The bank swung to a full-year net loss of 721.8 mln Swiss francs ($773.6 mln) following an 859.5 mln franc writedown against the Marble Bar hedge fund unit and two other specialist units in the first half of the year.
Including losses attributable to non-controlling assets, EFG losses for the period came to 768.7 mln francs.
EFG said excluding the impairment charges and the amortisation of acquisition-related items and stock options, core net profit fell 10% to 172 mln francs, and the bank reaffirmed its target of 200 mln for 2011.
Assets under management fell 1.6% to 84.8 bln francs, well below analysts' expectations in a Reuters survey.
"H2 was always going to be awful, with markets, currencies and their goodwill write-offs all weighing," said Helvea analyst Peter Thorne.

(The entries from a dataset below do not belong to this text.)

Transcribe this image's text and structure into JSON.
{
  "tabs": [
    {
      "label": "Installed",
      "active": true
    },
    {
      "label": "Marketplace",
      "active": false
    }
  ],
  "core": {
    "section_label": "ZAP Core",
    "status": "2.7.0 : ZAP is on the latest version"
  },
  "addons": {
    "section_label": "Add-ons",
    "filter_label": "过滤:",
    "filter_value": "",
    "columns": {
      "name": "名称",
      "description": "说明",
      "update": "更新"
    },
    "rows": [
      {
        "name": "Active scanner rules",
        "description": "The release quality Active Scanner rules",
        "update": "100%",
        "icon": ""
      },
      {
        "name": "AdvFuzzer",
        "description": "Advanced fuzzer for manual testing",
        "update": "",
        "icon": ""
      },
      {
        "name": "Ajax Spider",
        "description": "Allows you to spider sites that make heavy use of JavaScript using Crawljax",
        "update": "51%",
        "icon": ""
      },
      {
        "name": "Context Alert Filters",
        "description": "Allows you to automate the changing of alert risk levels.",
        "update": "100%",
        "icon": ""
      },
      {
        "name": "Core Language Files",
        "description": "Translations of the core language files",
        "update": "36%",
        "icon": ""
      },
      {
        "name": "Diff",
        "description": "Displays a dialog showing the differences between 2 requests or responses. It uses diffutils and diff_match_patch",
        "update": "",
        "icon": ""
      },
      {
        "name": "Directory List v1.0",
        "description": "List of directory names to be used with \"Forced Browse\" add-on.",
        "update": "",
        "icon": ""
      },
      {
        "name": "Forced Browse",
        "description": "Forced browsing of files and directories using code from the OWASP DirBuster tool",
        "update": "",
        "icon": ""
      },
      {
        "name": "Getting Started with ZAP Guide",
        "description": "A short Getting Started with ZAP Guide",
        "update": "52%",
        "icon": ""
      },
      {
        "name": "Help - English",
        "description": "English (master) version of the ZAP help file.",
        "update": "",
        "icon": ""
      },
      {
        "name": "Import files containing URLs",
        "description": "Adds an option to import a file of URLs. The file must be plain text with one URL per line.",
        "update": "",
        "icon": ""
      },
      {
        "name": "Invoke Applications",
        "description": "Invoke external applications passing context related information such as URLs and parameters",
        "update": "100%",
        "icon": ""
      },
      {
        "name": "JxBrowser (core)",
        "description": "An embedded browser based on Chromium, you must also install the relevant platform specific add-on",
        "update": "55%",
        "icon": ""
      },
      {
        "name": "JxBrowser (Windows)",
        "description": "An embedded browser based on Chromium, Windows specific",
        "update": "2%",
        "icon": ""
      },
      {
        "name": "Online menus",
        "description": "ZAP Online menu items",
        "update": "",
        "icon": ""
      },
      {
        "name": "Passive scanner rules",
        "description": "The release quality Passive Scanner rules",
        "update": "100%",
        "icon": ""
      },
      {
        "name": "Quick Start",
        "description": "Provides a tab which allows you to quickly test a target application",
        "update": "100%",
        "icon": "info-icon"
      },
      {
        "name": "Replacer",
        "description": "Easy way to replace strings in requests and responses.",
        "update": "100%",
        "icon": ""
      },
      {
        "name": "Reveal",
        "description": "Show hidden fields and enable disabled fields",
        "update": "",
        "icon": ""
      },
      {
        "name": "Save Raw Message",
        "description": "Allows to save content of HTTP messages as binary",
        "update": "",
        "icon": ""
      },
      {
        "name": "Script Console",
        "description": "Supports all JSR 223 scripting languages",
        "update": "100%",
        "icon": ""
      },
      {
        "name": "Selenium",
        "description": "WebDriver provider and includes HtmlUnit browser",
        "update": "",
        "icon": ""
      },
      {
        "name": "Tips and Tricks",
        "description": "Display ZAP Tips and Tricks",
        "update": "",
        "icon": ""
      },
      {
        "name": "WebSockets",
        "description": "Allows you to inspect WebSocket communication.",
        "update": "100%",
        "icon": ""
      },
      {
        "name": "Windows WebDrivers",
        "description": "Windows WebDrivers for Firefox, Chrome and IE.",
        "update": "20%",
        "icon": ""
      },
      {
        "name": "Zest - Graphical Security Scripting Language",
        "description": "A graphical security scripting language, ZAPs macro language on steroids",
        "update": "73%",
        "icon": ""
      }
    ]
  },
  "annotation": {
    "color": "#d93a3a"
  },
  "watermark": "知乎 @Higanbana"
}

"The good news is it hasn't affected their ability to recruit client relationship officers or net new money, which were concerns."
Private clients pumped in 11 bln francs and investment performance was slightly positive, but institutional investors pulled money from hedge funds, and the strong franc sharply depressed the value of assets held in other currencies.
Margins shrank to 94 basis points from 107 basis points a year earlier as interest margins and revenues from specialist products fell, though there was an improvement in the second half of the year, EFG said.
Shares were up 1.5% in early trading, outperforming a flat European banks index.
EFG International is part of the EFG Group, which also controls Athens-listed EFG Eurobank, Greece's second-largest lender.